If the 1960s and 1970s were missed opportunities, the 1980s and 1990s presented different types of crises that, properly harvested, would have set Nigeria on real development by correcting the errors of the post-independence era. The first was the economic meltdown that started in the early 1980s, which saw the collapse of the price of the nation’s principal revenue earner – crude oil. This collapse, allied with growing corruption and misplaced development priorities, had a harrowing effect on the nation’s citizens. Rather than a “New Deal” type sets of solutions that would diversify the economy, empower the middle class and grow local manufacturing, Nigeria was served with a mishmash of policies that further blighted the economy, forced many to seek economic refuge elsewhere and made life more difficult for citizens who had nowhere to run to. From Austerity Measure(s) to the Structural Adjustment Programme (SAP), the opportunity to get better was wasted by ill-suited policies and programmes.
The 1990s saw a world increasingly focused on human rights and democracy. Nigeria was not left out, as citizens clamoured for a return to civil rule – especially when it was clear that the military that had come in as avowed “saviours” were no better and, by many accounts, actually worse than the civilians they had hitherto chased from power. The highlight of the clamour was the June 12 crisis, a result of the then military government’s refusal to depart the stage. Ultimately, by a combination of natural events and a strident opposition, civilian rule was re-birthed in Nigeria in 1999. Sadly, the aftermath of this leaves a lot to be desired. Elections are routinely rigged and the leaders that emerge mostly represent the worst, rather than the best the nation can offer. The result is evident in the dwindling quality of life in Nigeria. Progress, on many indices of human development including health, education, and security, remain patchy at best.

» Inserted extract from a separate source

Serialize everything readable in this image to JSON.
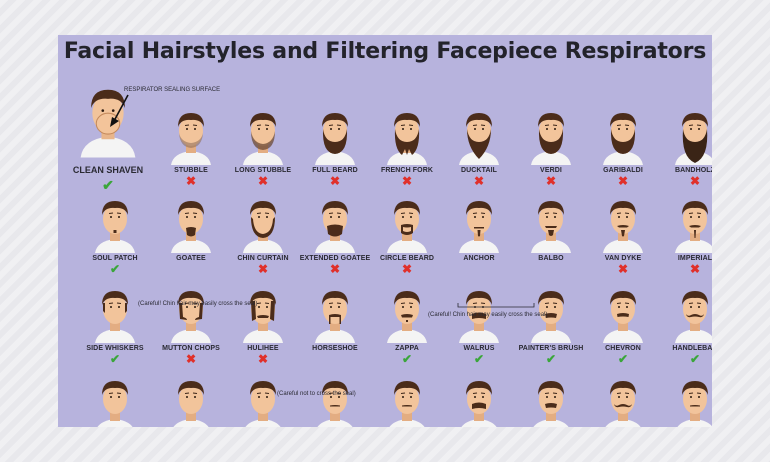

Presently, Nigeria faces two major crises. One is a security crisis in the North of the country that has resisted all proffered solutions. Even as the country continues to battle Boko Haram in the North-East and an amorphous band of bandits in the North-West, there is no sense of a plan to arrest the situation. Instead, platitudes have become national policy. If and when Nigeria finally gets a handle on Boko Haram and the bandits, there is nothing on the table to suggest that the country would have learnt lessons and build better for the future.
The second crisis that Nigeria currently faces also affects the rest of the world. That is the COVID-19 pandemic and its impact on health resources. The country has been largely lucky, given that the rampaging virus has not affected a large number of the populace. But even the few that it has affected has shown to all how acutely deficient our health services are. Yet, despite this fact, there is no concerted effort to rejig the health system to allow for greater efficiency and effectiveness. Hospitals, inadequate in most places and ramshackle where they exist, remain poorly staffed and poorly equipped. Worse still, staff are poorly remunerated. The net effect is that the health of most Nigerians is hinged on hope and prayer.
Given the reality of Nigeria’s history, and its serial failure to maximise opportunities arising out of crises, it is perhaps not out of place to argue that the country is jinxed. Leaders, civilian and military, from different ethnic and religious backgrounds, have come and gone. But the country continues to take a step forward and two backwards. Perhaps there is something beyond the natural that limits the country’s progress. It may well be time to consult and seek a reprieve from the gods!
Chris Adetayo is a public and international affairs commentator.